There is entirely too much going on in the world, too much changing and way too quickly. Our physical bodies, our brains have not evolved quickly enough to keep pace with the speed of our ongoing tech developments, the increasingly rapid-fire news cycle, and our social and economic shifts over the past few years.
Rest is a critical component of recovery and healing. Rest is also a critical component of the creative process.
In so many ways, rest is about trust. Trust that your world will get along fine without your active participation for a while. That whatever you're resting on will support you. That you will continue to be just fine without trying to figure anything out or make anything happen.
When you don't know what to do next? Try doing nothing. Try resting.
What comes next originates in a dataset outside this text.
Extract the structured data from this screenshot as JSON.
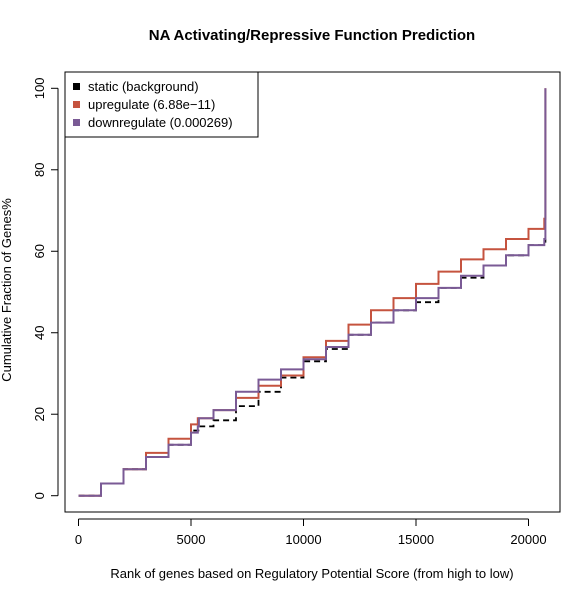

Turn your energy and dilemmas over to source, to your personal definition of a higher order of things. Notice your breath if you have to calm your mind, and just rest.
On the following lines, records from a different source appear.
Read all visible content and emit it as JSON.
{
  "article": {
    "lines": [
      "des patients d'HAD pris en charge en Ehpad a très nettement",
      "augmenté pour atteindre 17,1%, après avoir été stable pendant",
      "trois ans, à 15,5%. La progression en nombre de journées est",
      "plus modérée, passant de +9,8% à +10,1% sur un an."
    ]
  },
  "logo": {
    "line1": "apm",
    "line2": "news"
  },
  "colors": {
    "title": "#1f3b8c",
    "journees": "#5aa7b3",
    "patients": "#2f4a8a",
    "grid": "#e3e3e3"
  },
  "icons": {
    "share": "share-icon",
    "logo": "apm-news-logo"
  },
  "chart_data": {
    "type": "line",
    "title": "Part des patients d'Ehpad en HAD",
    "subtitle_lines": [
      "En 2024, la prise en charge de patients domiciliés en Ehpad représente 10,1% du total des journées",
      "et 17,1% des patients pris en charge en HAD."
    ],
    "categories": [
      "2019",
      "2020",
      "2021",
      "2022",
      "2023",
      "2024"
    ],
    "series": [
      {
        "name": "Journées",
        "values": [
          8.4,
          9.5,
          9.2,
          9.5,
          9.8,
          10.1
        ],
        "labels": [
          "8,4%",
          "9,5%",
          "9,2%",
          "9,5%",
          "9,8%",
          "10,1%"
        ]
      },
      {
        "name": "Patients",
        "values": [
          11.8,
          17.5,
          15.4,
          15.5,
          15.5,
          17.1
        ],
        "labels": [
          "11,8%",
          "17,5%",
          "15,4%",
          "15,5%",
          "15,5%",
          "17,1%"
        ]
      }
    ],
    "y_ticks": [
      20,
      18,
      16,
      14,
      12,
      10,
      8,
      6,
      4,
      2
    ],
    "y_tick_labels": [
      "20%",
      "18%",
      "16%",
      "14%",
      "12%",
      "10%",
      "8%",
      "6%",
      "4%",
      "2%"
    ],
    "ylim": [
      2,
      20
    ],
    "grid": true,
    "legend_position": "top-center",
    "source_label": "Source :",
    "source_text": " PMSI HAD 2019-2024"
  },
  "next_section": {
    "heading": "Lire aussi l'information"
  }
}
That's really what this IV of Swords is all about. The illustration is by Pamela Coleman Smith and is a part of the classic and highly influential Waite-Ryder deck. The abbreviated, original meaning indicates rest (possibly after suffering).
We see a figure at rest, his hands in prayer position, above what is commonly called the "Sword of Truth", with three additional swords hanging on the background wall. The integral, often overlooked part of this image is the stained glass window showing one figure imploring another for some sort of assistance. Considering that the scene is depicted in a church and that the window is illuminated, that scene is playing out in a spiritual domain.
Most things are beyond our control. The unfolding events of the world certainly are. Why not hang up your swords, lay yourself down, ask the universe, or God, for help (if you need it), and surrender to rest?
I will elaborate on rest in a future post and maybe add to this one later. But for now, and for so many reasons, I am going to rest.